Independent technical analysis was more measured about exactly what had been improved. Justine Tunney's widely read write-up examined the libc++ changes and argued that the practical speedups came as much from making the small sorts branchless, using conditional-move instructions, as from any single instruction the agent removed, and noted that branchless small sorts were an idea with prior history [10]. The discussion underlined a recurring theme: AlphaDev's contribution was a genuine, shippable optimization, but one whose real-world benefit is entangled with low-level details of how modern processors execute code.
AlphaDev is significant less for the size of any one speedup than for where it intervened. By searching at the level of assembly instructions and validating its programs against both correctness and measured latency, it showed that a reinforcement learning agent could find and ship improvements to code that sits at the very bottom of the software stack, code that millions of programs depend on without ever inspecting. It extended the AlphaZero recipe from games and matrix multiplication to the discovery of practical algorithms, and it produced reusable instruction-level patterns that humans could understand and reapply [3][6].

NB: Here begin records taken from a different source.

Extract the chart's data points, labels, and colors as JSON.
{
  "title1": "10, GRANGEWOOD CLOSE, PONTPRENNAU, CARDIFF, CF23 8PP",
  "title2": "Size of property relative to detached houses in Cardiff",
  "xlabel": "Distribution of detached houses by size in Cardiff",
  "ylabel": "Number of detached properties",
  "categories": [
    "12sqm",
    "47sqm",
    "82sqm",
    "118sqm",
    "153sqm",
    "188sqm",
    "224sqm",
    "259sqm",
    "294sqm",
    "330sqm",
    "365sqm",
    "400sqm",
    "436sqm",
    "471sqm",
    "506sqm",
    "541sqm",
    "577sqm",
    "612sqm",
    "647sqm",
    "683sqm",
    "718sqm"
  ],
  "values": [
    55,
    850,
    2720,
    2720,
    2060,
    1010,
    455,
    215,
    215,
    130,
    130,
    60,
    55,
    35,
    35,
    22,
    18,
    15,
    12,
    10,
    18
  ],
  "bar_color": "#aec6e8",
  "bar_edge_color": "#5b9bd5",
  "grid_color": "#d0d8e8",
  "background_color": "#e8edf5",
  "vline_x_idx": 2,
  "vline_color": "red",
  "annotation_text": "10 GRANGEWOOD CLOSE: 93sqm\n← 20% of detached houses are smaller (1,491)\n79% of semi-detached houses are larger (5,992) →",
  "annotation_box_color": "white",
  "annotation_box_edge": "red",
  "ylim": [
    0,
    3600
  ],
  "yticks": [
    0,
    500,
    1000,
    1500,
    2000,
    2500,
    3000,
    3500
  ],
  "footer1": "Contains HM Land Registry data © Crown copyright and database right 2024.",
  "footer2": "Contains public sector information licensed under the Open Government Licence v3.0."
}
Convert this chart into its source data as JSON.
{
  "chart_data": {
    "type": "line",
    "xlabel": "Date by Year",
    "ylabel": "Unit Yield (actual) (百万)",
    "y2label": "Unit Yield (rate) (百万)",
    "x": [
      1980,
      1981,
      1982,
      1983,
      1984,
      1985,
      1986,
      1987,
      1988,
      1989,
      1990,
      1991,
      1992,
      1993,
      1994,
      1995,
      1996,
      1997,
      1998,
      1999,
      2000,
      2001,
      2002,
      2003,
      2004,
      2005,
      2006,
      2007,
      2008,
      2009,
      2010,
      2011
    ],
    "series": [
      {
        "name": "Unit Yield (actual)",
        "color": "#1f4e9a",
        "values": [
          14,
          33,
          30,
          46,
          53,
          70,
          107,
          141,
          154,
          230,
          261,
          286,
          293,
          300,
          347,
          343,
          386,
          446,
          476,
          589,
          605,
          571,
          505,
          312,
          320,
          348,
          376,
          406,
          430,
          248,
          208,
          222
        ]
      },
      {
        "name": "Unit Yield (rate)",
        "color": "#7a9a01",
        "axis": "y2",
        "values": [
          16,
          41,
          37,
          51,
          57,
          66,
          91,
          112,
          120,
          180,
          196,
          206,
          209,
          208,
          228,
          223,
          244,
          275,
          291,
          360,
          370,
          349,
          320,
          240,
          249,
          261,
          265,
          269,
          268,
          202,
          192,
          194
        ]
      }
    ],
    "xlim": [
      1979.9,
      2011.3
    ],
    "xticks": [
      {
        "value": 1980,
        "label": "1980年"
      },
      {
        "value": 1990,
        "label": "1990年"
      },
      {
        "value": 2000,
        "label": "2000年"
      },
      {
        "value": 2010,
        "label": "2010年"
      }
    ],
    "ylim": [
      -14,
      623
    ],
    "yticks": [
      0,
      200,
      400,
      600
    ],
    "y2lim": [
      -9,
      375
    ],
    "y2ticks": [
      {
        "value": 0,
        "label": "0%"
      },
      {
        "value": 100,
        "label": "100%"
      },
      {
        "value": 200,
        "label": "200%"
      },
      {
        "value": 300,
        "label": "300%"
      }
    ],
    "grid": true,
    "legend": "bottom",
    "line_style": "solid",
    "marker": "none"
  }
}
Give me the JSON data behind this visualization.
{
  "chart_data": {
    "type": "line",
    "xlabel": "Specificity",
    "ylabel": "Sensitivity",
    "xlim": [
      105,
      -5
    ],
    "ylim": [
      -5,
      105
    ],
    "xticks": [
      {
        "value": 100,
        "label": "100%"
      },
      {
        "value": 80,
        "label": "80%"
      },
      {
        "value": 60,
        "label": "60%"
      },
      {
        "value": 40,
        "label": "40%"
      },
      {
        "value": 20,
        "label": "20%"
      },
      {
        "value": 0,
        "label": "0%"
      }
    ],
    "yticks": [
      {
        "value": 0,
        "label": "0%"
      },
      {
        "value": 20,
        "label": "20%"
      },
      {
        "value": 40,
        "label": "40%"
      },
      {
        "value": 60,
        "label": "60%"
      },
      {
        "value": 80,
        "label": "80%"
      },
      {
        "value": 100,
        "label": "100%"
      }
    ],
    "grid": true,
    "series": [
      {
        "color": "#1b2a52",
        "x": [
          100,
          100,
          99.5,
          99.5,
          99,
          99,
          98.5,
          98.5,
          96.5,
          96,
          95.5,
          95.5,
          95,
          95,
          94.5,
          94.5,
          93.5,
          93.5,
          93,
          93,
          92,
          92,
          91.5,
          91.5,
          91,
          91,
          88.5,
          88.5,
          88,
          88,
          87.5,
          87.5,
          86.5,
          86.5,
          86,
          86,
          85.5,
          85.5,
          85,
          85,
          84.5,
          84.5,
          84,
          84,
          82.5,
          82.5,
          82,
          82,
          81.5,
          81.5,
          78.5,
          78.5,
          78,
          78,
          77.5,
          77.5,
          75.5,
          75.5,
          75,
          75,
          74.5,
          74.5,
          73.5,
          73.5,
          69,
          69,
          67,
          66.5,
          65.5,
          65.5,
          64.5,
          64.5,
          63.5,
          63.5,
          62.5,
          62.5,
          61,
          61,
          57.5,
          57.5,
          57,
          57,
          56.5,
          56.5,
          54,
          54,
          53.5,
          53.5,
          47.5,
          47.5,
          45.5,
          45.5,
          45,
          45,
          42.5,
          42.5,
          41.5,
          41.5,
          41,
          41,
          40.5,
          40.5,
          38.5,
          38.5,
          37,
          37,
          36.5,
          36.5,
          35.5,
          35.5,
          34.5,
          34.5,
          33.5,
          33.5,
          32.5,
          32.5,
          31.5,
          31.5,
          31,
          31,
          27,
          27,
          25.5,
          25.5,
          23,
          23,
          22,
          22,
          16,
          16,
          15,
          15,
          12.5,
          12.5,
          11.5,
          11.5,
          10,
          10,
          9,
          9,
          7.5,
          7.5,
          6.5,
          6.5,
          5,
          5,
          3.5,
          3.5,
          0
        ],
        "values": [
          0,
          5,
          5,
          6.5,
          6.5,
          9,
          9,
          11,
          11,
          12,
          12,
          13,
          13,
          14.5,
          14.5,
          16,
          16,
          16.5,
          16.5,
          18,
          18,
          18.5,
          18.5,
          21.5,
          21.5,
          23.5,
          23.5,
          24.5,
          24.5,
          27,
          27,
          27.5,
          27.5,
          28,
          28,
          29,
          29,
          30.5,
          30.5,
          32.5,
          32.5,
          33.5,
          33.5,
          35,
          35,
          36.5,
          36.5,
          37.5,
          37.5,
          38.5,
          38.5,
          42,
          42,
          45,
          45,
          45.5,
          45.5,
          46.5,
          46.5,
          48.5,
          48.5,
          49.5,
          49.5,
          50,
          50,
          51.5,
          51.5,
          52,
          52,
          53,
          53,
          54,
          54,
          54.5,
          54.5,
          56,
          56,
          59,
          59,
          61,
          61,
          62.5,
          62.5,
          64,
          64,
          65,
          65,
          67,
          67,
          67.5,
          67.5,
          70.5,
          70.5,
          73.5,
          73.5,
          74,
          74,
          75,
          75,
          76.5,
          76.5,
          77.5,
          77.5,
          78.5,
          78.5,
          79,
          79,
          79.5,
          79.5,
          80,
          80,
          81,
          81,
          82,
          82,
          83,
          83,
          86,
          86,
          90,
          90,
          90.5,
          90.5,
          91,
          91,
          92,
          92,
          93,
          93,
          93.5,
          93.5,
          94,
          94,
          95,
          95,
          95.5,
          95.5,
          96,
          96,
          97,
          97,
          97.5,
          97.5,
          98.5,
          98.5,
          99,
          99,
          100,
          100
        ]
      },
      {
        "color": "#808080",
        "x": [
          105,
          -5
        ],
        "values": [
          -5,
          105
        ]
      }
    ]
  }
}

At the same time the project illustrated the limits of the approach. Learning degraded as the action set and program length grew, the agent did better on the shortest routines than on longer ones, and turning its assembly output into maintainable library code required human reverse engineering and conservative deployment [6][9]. As a proof that machine-discovered algorithms can quietly enter the infrastructure most of computing runs on, however, AlphaDev remains a notable milestone for DeepMind and for AI applied to systems software.